Chief Executive Officer of the Ghana Shippers’ Authority Benonita Bismarck has called for the continuous dialogue among relevant stakeholders with a commitment to help facilitate transit trade and with the view of ensuring that the country’s corridor remains the most preferred in the sub-region.
According to her, even though there are fundamental issues affecting the haulage of goods along Ghana’s corridor, a commitment to continuous dialogue will help remove teething bottlenecks for a desirous transit trade.
“Action and inaction of haulage truck drivers add cost to the shipper. There are delays in the return of empty containers resulting in detention charges, delays by loaded transit trucks to exit the country attracts penalties, changing the prescribed route for the transit goods also attracts a penalty while returning an empty container with debris attracts a container cleaning charge.”
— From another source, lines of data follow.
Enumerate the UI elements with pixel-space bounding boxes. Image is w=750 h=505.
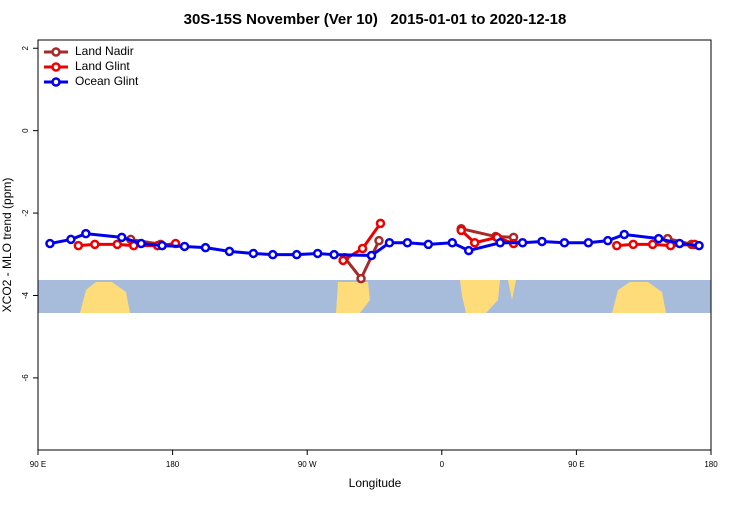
y-tick-label: -6 xyxy=(21,374,30,382)
y-axis-label: XCO2 - MLO trend (ppm) xyxy=(0,178,14,313)
point xyxy=(357,243,368,254)
chart-title: 30S-15S November (Ver 10) 2015-01-01 to … xyxy=(184,11,567,28)
point xyxy=(619,229,630,240)
point xyxy=(517,237,528,248)
legend-label: Ocean Glint xyxy=(75,74,139,88)
plot-frame xyxy=(37,39,712,451)
point xyxy=(117,232,127,243)
point xyxy=(559,237,570,248)
point xyxy=(66,234,76,245)
point xyxy=(179,241,190,252)
point xyxy=(90,239,100,250)
x-tick-label: 180 xyxy=(704,460,718,469)
point xyxy=(456,225,466,236)
point xyxy=(375,218,386,229)
x-tick-label: 90 W xyxy=(298,460,317,469)
point xyxy=(495,237,505,248)
point xyxy=(157,240,167,251)
point xyxy=(628,239,638,250)
point xyxy=(73,240,84,251)
point xyxy=(469,237,480,248)
x-tick-label: 0 xyxy=(440,460,445,469)
legend-label: Land Glint xyxy=(75,59,130,73)
point xyxy=(423,239,434,250)
legend-marker xyxy=(51,62,61,72)
point xyxy=(200,242,211,253)
y-tick-label: -2 xyxy=(21,209,30,217)
legend-marker xyxy=(51,77,61,87)
point xyxy=(694,240,704,251)
point xyxy=(537,236,547,247)
point xyxy=(248,248,259,259)
point xyxy=(45,238,55,249)
point xyxy=(402,237,413,248)
point xyxy=(312,248,323,259)
point xyxy=(81,228,91,239)
point xyxy=(647,239,658,250)
point xyxy=(603,235,613,246)
point xyxy=(136,238,146,249)
point xyxy=(356,273,366,284)
point xyxy=(268,249,278,260)
legend-marker xyxy=(51,47,61,57)
point xyxy=(583,237,594,248)
y-tick-label: -4 xyxy=(21,291,30,299)
map-background xyxy=(38,280,711,313)
point xyxy=(463,245,474,256)
point xyxy=(447,237,458,248)
y-tick-label: 2 xyxy=(21,45,30,50)
point xyxy=(338,255,348,266)
x-axis-label: Longitude xyxy=(349,476,402,490)
point xyxy=(329,249,339,260)
x-tick-label: 90 E xyxy=(30,460,46,469)
point xyxy=(224,246,235,257)
x-tick-label: 180 xyxy=(166,460,180,469)
x-tick-label: 90 E xyxy=(568,460,584,469)
point xyxy=(366,250,377,261)
point xyxy=(674,238,685,249)
point xyxy=(653,233,664,244)
point xyxy=(112,239,123,250)
legend-label: Land Nadir xyxy=(75,44,134,58)
point xyxy=(612,240,622,251)
y-tick-label: 0 xyxy=(21,128,30,133)
point xyxy=(374,235,384,246)
point xyxy=(291,249,302,260)
point xyxy=(384,237,395,248)
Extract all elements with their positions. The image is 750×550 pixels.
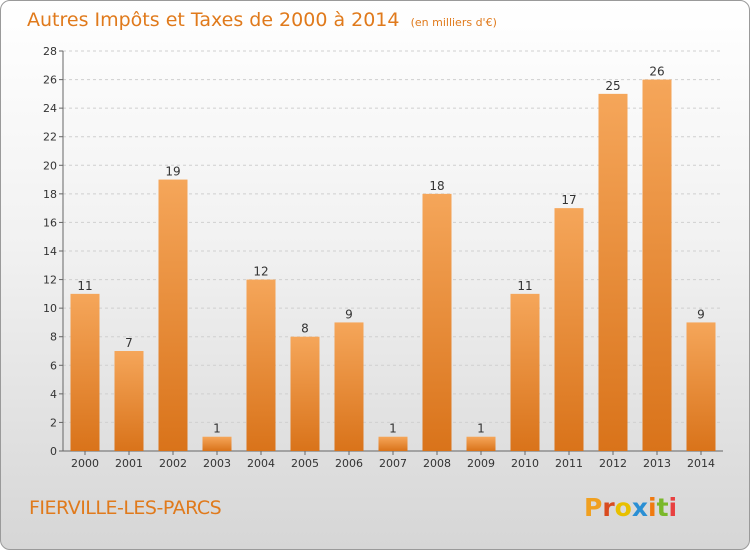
- bar-2002: [158, 179, 188, 452]
- data-label-2012: 25: [605, 79, 620, 93]
- y-tick-label: 18: [43, 188, 57, 201]
- x-tick-label-2014: 2014: [687, 457, 715, 470]
- y-tick-label: 10: [43, 302, 57, 315]
- bar-2011: [554, 208, 584, 451]
- y-tick-label: 20: [43, 159, 57, 172]
- bars: [70, 79, 716, 452]
- chart-title: Autres Impôts et Taxes de 2000 à 2014 (e…: [27, 9, 497, 31]
- y-tick-label: 6: [50, 359, 57, 372]
- bar-2004: [246, 279, 276, 451]
- data-label-2009: 1: [477, 422, 485, 436]
- x-tick-label-2008: 2008: [423, 457, 451, 470]
- data-label-2001: 7: [125, 336, 133, 350]
- x-tick-label-2010: 2010: [511, 457, 539, 470]
- x-tick-label-2004: 2004: [247, 457, 275, 470]
- bar-2008: [422, 193, 452, 451]
- bar-2014: [686, 322, 716, 451]
- place-name: FIERVILLE-LES-PARCS: [29, 497, 222, 519]
- data-label-2008: 18: [429, 179, 444, 193]
- logo-letter: i: [668, 493, 678, 522]
- y-tick-label: 16: [43, 216, 57, 229]
- data-label-2003: 1: [213, 422, 221, 436]
- x-tick-label-2002: 2002: [159, 457, 187, 470]
- x-tick-label-2007: 2007: [379, 457, 407, 470]
- x-tick-label-2012: 2012: [599, 457, 627, 470]
- x-tick-label-2000: 2000: [71, 457, 99, 470]
- y-tick-label: 26: [43, 74, 57, 87]
- data-label-2014: 9: [697, 307, 705, 321]
- bar-2006: [334, 322, 364, 451]
- bar-2010: [510, 293, 540, 451]
- bar-2001: [114, 351, 144, 451]
- data-label-2010: 11: [517, 279, 532, 293]
- x-tick-label-2006: 2006: [335, 457, 363, 470]
- y-tick-label: 12: [43, 274, 57, 287]
- bar-2009: [466, 436, 496, 451]
- chart-title-main: Autres Impôts et Taxes de 2000 à 2014: [27, 9, 400, 31]
- y-tick-label: 8: [50, 331, 57, 344]
- logo-letter: r: [602, 493, 615, 522]
- bar-2000: [70, 293, 100, 451]
- y-tick-label: 0: [50, 445, 57, 458]
- data-label-2000: 11: [77, 279, 92, 293]
- y-tick-label: 28: [43, 45, 57, 58]
- x-tick-label-2011: 2011: [555, 457, 583, 470]
- logo-letter: o: [614, 493, 632, 522]
- bar-2013: [642, 79, 672, 452]
- x-tick-label-2005: 2005: [291, 457, 319, 470]
- y-tick-label: 14: [43, 245, 57, 258]
- bar-2003: [202, 436, 232, 451]
- bar-2007: [378, 436, 408, 451]
- y-tick-label: 4: [50, 388, 57, 401]
- chart-title-unit: (en milliers d'€): [410, 16, 497, 29]
- x-tick-label-2001: 2001: [115, 457, 143, 470]
- y-tick-label: 24: [43, 102, 57, 115]
- logo-letter: i: [648, 493, 657, 522]
- data-label-2006: 9: [345, 307, 353, 321]
- data-label-2005: 8: [301, 322, 309, 336]
- y-tick-label: 22: [43, 131, 57, 144]
- proxiti-logo: Proxiti: [584, 493, 677, 522]
- x-tick-label-2003: 2003: [203, 457, 231, 470]
- logo-letter: x: [631, 493, 648, 522]
- bar-2012: [598, 93, 628, 451]
- logo-letter: t: [656, 493, 669, 522]
- data-label-2004: 12: [253, 265, 268, 279]
- bar-2005: [290, 336, 320, 451]
- y-tick-label: 2: [50, 416, 57, 429]
- data-label-2011: 17: [561, 193, 576, 207]
- logo-letter: P: [584, 493, 603, 522]
- data-label-2002: 19: [165, 165, 180, 179]
- data-label-2007: 1: [389, 422, 397, 436]
- x-tick-label-2009: 2009: [467, 457, 495, 470]
- data-label-2013: 26: [649, 65, 664, 79]
- x-tick-label-2013: 2013: [643, 457, 671, 470]
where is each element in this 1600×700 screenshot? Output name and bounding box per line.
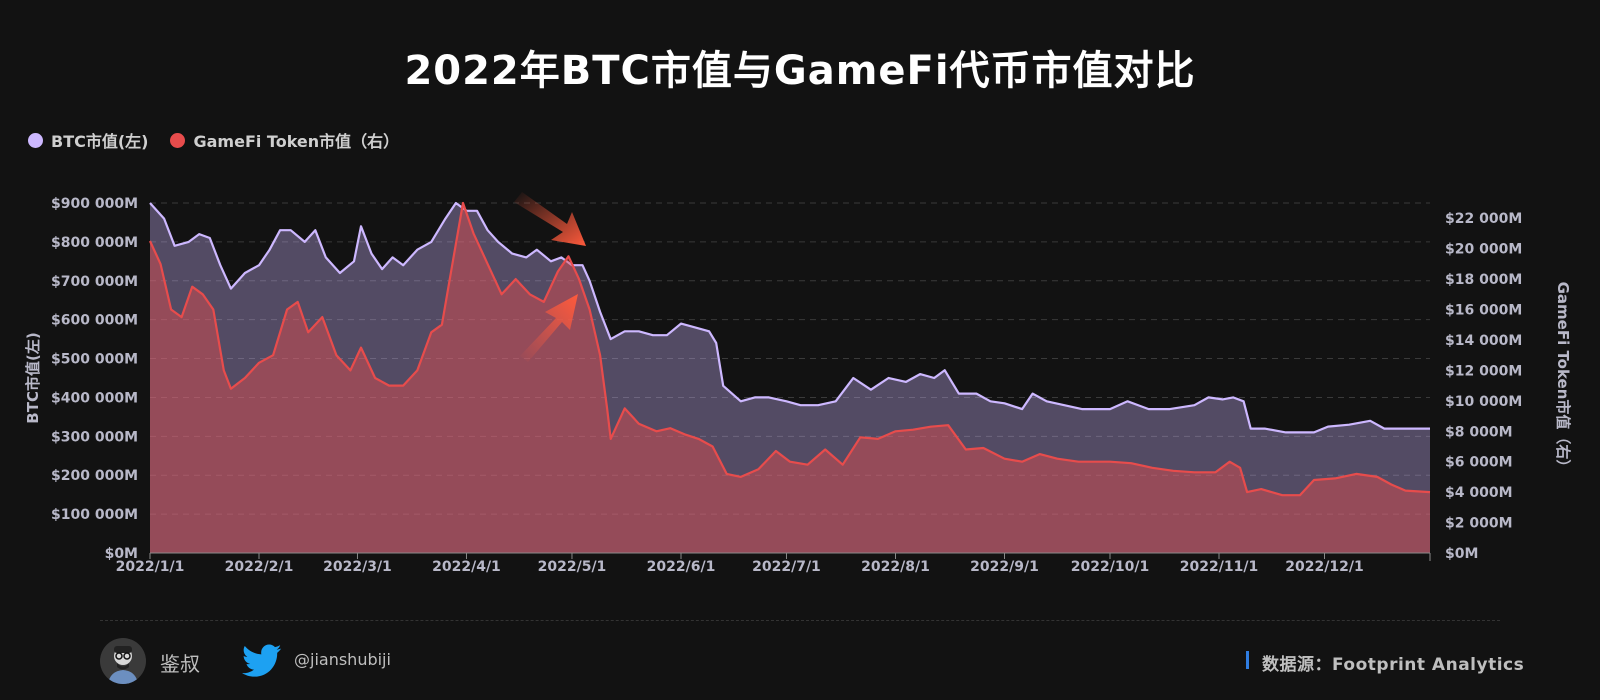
y-left-tick-label: $900 000M bbox=[51, 196, 138, 212]
y-left-tick-label: $100 000M bbox=[51, 507, 138, 523]
y-right-tick-label: $20 000M bbox=[1445, 242, 1522, 258]
avatar-icon bbox=[100, 638, 146, 684]
y-right-tick-label: $10 000M bbox=[1445, 394, 1522, 410]
x-tick-label: 2022/8/1 bbox=[861, 559, 930, 575]
y-left-tick-label: $700 000M bbox=[51, 274, 138, 290]
x-tick-label: 2022/5/1 bbox=[538, 559, 607, 575]
x-tick-label: 2022/12/1 bbox=[1285, 559, 1363, 575]
btc-line bbox=[149, 201, 1430, 434]
y-right-tick-label: $8 000M bbox=[1445, 424, 1513, 440]
y-right-tick-label: $2 000M bbox=[1445, 516, 1513, 532]
x-tick-label: 2022/3/1 bbox=[323, 559, 392, 575]
legend-dot-gamefi bbox=[170, 132, 186, 148]
y-left-tick-label: $500 000M bbox=[51, 352, 138, 368]
y-right-axis-title: GameFi Token市值（右） bbox=[1554, 282, 1572, 475]
x-tick-label: 2022/1/1 bbox=[116, 559, 185, 575]
author-name: 鉴叔 bbox=[160, 652, 200, 676]
y-left-axis-title: BTC市值(左) bbox=[24, 332, 42, 423]
x-tick-label: 2022/4/1 bbox=[432, 559, 501, 575]
gamefi-area bbox=[150, 203, 1430, 553]
y-left-tick-label: $600 000M bbox=[51, 313, 138, 329]
legend-item-btc[interactable]: BTC市值(左) bbox=[28, 128, 148, 152]
btc-area bbox=[150, 203, 1430, 553]
y-left-tick-label: $800 000M bbox=[51, 235, 138, 251]
y-right-tick-label: $22 000M bbox=[1445, 211, 1522, 227]
y-right-tick-label: $16 000M bbox=[1445, 303, 1522, 319]
x-tick-label: 2022/10/1 bbox=[1071, 559, 1149, 575]
y-left-tick-label: $200 000M bbox=[51, 468, 138, 484]
footer-divider bbox=[100, 620, 1500, 621]
y-left-tick-label: $300 000M bbox=[51, 429, 138, 445]
grid-lines bbox=[150, 202, 1430, 515]
legend-dot-btc bbox=[28, 132, 43, 148]
y-right-tick-label: $14 000M bbox=[1445, 333, 1522, 349]
y-left-tick-label: $0M bbox=[105, 546, 138, 562]
avatar bbox=[100, 638, 146, 684]
chart-title: 2022年BTC市值与GameFi代币市值对比 bbox=[404, 48, 1196, 94]
axes: $0M $100 000M $200 000M $300 000M $400 000M $… bbox=[24, 196, 1572, 575]
btc-series bbox=[149, 201, 1431, 553]
y-right-tick-label: $12 000M bbox=[1445, 363, 1522, 379]
legend-label-btc: BTC市值(左) bbox=[51, 132, 149, 151]
arrow-down-icon bbox=[514, 192, 586, 246]
y-right-tick-label: $0M bbox=[1445, 546, 1478, 562]
legend-label-gamefi: GameFi Token市值（右） bbox=[193, 132, 400, 151]
legend-item-gamefi[interactable]: GameFi Token市值（右） bbox=[170, 128, 399, 152]
twitter-handle[interactable]: @jianshubiji bbox=[294, 650, 391, 669]
data-source: 数据源：Footprint Analytics bbox=[1262, 655, 1525, 675]
x-tick-label: 2022/2/1 bbox=[225, 559, 294, 575]
x-tick-label: 2022/7/1 bbox=[752, 559, 821, 575]
y-right-tick-label: $6 000M bbox=[1445, 455, 1513, 471]
y-right-tick-label: $18 000M bbox=[1445, 272, 1522, 288]
x-tick-label: 2022/11/1 bbox=[1180, 559, 1258, 575]
chart-legend: BTC市值(左) GameFi Token市值（右） bbox=[28, 128, 399, 152]
x-tick-label: 2022/9/1 bbox=[970, 559, 1039, 575]
y-right-tick-label: $4 000M bbox=[1445, 485, 1513, 501]
twitter-icon[interactable] bbox=[242, 644, 282, 682]
y-left-tick-label: $400 000M bbox=[51, 390, 138, 406]
source-accent-bar bbox=[1246, 651, 1249, 669]
arrow-up-icon bbox=[520, 294, 578, 362]
gamefi-series bbox=[149, 201, 1431, 553]
x-tick-label: 2022/6/1 bbox=[647, 559, 716, 575]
She mentioned that a fact-finding trip in May this year on the Tema-Hamile corridor revealed a disturbing number of barriers and checkpoints which if not properly regulated will harm transit trade along Ghana’s corridor.
“We saw 55 Police and MTTD stops which included 40 permanent barriers and 15 temporary barriers, 2 Forestry Commission checkpoints, 3 Immigration checkpoints, 4 axle load stations – Tema motorway, Akom, a mobile axle weighbridge at Doboro and Sawala.”
But at a sensitization workshop for haulage truck drivers in Takoradi in the Western Region, Ms Bismarck assured that it is the avowed commitment of her outfit that no effort is spared in ensuring that truck drivers are regularly sensitized and fully equipped on international conventions, national and regional regulations, directives and measures that relate directly to their operations in order to engender full compliance.
“With respect to the conduct of the police on the corridor, the Authority is collaborating with the Police Administration to conduct sensitization seminars along the corridors. These events have already been held in Kumasi, Techiman and Tamale, with very encouraging outcomes. Those for Bolgatanga and Wa have been scheduled for the third quarter of this year.”
The Chief Executive Officer applauded the Inspector General of Police (IGP), James Oppong-Boanuh, for his personal commitment to removing trade barriers along Ghana’s transit corridors.
She indicated that, already, the e-Platform instituted by the Ghana Shippers’ Authority for reporting of Non-Tariff Barriers over the last few years is receiving positive outcomes.
“The performance report of this platform has indicated that an average of 98 percent of all reported complaints against the Police, Axle Load Officer, Customs and other operatives along the corridor have been resolved.
The Authority therefore urges all truck drivers to use the platform as their first point of call for issues along the corridor,” she urged.
She entreated truck drivers to make a conscious effort of complying diligently with all conventions and regulations – both regional and national – governing their work so as to put them in pole position to attract full benefits of the African Continental Free Trade Area (AfCFTA).
“One of the aspirations of the African Continental Free Trade Area (AfCTA) is to boost intra-African trade.
The expected increase in trade in products among African countries provides fresh opportunities for the haulage transport industry, especially to the land-linked countries. As key stakeholders, it will be prudent to hold yourselves in readiness for the expected good times ahead.”
According to her, the Authority is teaming up with GPHA and other stakeholders to reorganize the Joint Association of Port Transport Union (JAPTU) to ensure that they forge ahead with one voice in deliberations on transit trade, both locally and internationally.
Western Region Commander of the Motor Traffic and Transport Department of the Ghana Police Service Chief Superintendent Isaac Sorkpah assured that the Police remains committed in providing adequate security to enhance transit trade along the country’s corridor.
“Because we have the responsibility of enforcement, largely we will come into contact with you and at times it will result in some kind of confrontation. This is because of lack of understanding of the work that both of us are doing. But let me assure you that we are ready to work with you. All we are asking is for you to obey the road traffic regulations.”
He also called on the Ghana Shippers’ Authority and Haulage companies to do their part in promoting safe driver conduct on the road.
“I will appeal to you to ensure safe running of vehicles through proper maintenance on our roads. We also want you to monitor driver performance and conduct on the road so that they will not be doing anything in the name of driving but will follow simple regulations.
We also want you to help us enforce the compulsory resting period especially those who commute for more than 4 hours. Most of the accidents we are receiving from your end are coming in the evening through to dawn. This suggests that it happens because people are tired while driving.”
The participants applauded the Ghana Shippers’ Authority for the continuous sensitization on regional and national regulations governing their work and pledged to also shun conducts that will inhibit transit trade along the country’s corridor.